The answer was published in the Astrophysical Journal on Monday, that is, matter accounts for 31.5% of the total matter and energy that make up the universe, or 1.3%.

The remaining 68.5% is dark energy, which is a mysterious force that accelerates the expansion of the universe over time. It was first determined by observations of distant supernovae in the late 1990s.

In other words, this means that the total amount of matter in the observable universe is 66 billion billion times the mass of the sun. Mohamed Abdullah, an astrophysicist at the University of California, Riverside, told AFP.

Most of it (80%) is called dark matter. Its nature is unclear, but it may be composed of some subatomic particles that have not yet been discovered.

The latest measurements correspond well with values previously found by other teams using different cosmological techniques, such as measuring temperature fluctuations in the low-energy radiation left over from the Big Bang.

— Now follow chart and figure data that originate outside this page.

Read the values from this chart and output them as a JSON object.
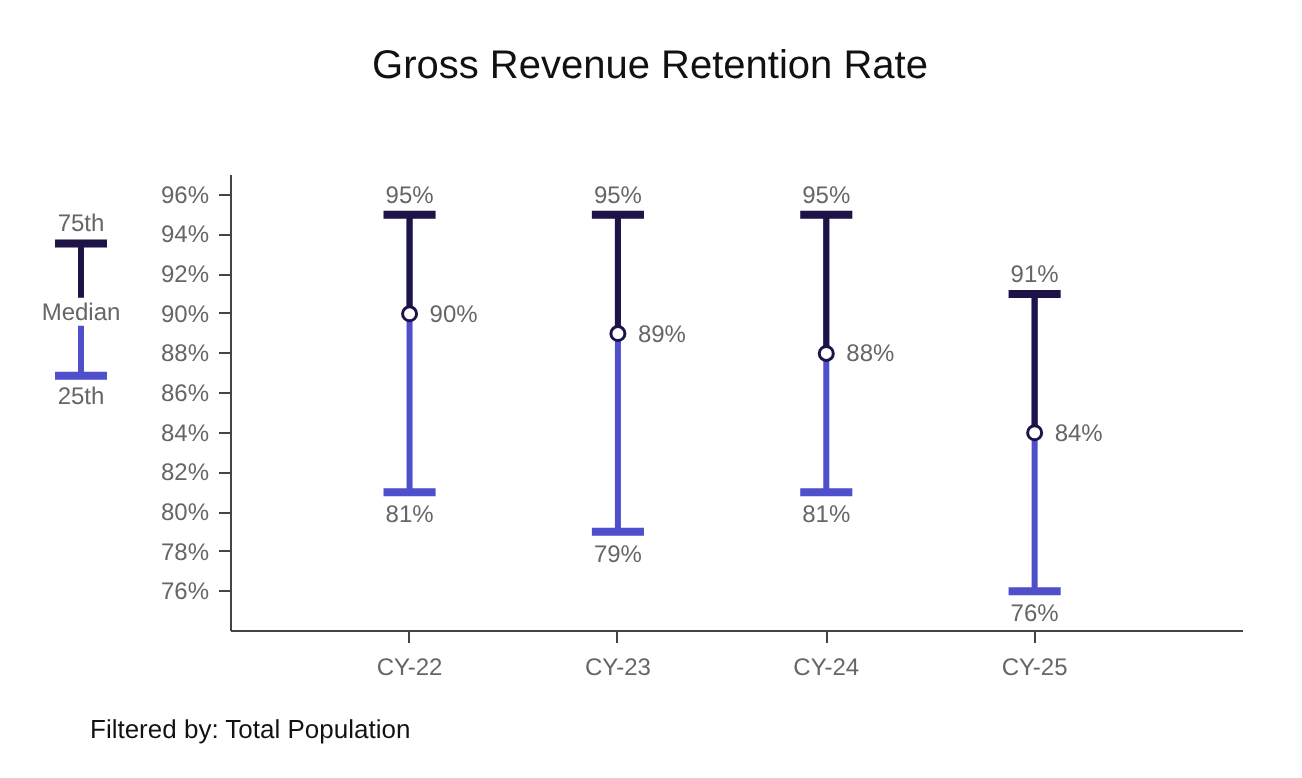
{
  "chart_data": {
    "type": "scatter",
    "title": "Gross Revenue Retention Rate",
    "categories": [
      "CY-22",
      "CY-23",
      "CY-24",
      "CY-25"
    ],
    "series": [
      {
        "name": "Median",
        "color": "#ffffff",
        "values": [
          90,
          89,
          88,
          84
        ],
        "errors": [
          [
            81,
            95
          ],
          [
            79,
            95
          ],
          [
            81,
            95
          ],
          [
            76,
            91
          ]
        ]
      }
    ],
    "colors": [
      "#1f1247",
      "#4f4fcc"
    ],
    "marker": "circle",
    "ylim": [
      74,
      97
    ],
    "yticks": [
      {
        "value": 76,
        "label": "76%"
      },
      {
        "value": 78,
        "label": "78%"
      },
      {
        "value": 80,
        "label": "80%"
      },
      {
        "value": 82,
        "label": "82%"
      },
      {
        "value": 84,
        "label": "84%"
      },
      {
        "value": 86,
        "label": "86%"
      },
      {
        "value": 88,
        "label": "88%"
      },
      {
        "value": 90,
        "label": "90%"
      },
      {
        "value": 92,
        "label": "92%"
      },
      {
        "value": 94,
        "label": "94%"
      },
      {
        "value": 96,
        "label": "96%"
      }
    ],
    "legend": "left",
    "grid": false,
    "annotations": [
      "75th",
      "25th",
      {
        "text": "95%",
        "x": "CY-22",
        "y": 95
      },
      {
        "text": "90%",
        "x": "CY-22",
        "y": 90
      },
      {
        "text": "81%",
        "x": "CY-22",
        "y": 81
      },
      {
        "text": "95%",
        "x": "CY-23",
        "y": 95
      },
      {
        "text": "89%",
        "x": "CY-23",
        "y": 89
      },
      {
        "text": "79%",
        "x": "CY-23",
        "y": 79
      },
      {
        "text": "95%",
        "x": "CY-24",
        "y": 95
      },
      {
        "text": "88%",
        "x": "CY-24",
        "y": 88
      },
      {
        "text": "81%",
        "x": "CY-24",
        "y": 81
      },
      {
        "text": "91%",
        "x": "CY-25",
        "y": 91
      },
      {
        "text": "84%",
        "x": "CY-25",
        "y": 84
      },
      {
        "text": "76%",
        "x": "CY-25",
        "y": 76
      },
      "Filtered by: Total Population"
    ]
  }
}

“This has been a long process over the course of 100 years where we’re gradually getting more and more precise,” Gillian Wilson, the study’s co-author and a professor at UCR told AFP.

“It’s just kind of cool to be able to make such a fundamental measurement about the Universe without leaving planet Earth,” she added.

So, how do you accurately measure the universe?

The team honed a 90-year-old technique that involves observing how galaxies rotate inside galaxy clusters (large systems containing thousands of galaxies).

These observations tell them how strong the gravity of each galaxy cluster is, and then they can calculate its total mass.

-The fate of the universe-

Wilson explained that, in fact, their technology was originally developed by the pioneering astronomer Fritz Zwicky, who was the first person in the 1930s to suspect dark matter in galaxy clusters.

He noticed that the total gravitational mass of the galaxies he observed in the nearby comatose galaxy cluster was not enough to prevent these galaxies from flying away from each other, and realized that there must be some other invisible matter.

The UCR team’s research received funding from the National Science Foundation and NASA. They perfected Zwicky’s technology and developed a tool called GalWeight, which can more accurately determine which galaxies belong to a given galaxy and which ones are not. Belong to a given galaxy.

They applied the tool to the Sloan Digital Sky Survey, the most detailed three-dimensional map of the universe currently available, used to measure the mass of 1,800 galaxy clusters and create a catalog.

Finally, they compared the number of star clusters observed per unit volume in their catalog with a series of computer simulations, each of which assigned a different value to the universe as a whole.

There are too few simulated clusters with less material, and too many simulated clusters with more material.

They found that “Goldilocks” were just right.

Wilson explained that a more precise measurement of the total amount of matter in the universe might bring us closer to understanding the properties of dark matter, because scientists “we know how much matter to look for” when conducting particle research. Experiments, such as the Large Hadron Collider.

She added: “In addition, “the total amount of dark matter and dark energy tells us the fate of the universe.” The current scientific consensus is that we are moving towards the “great freezing point” and the distance between galaxies is getting farther and farther. The stars in the galaxy eventually ran out of fuel.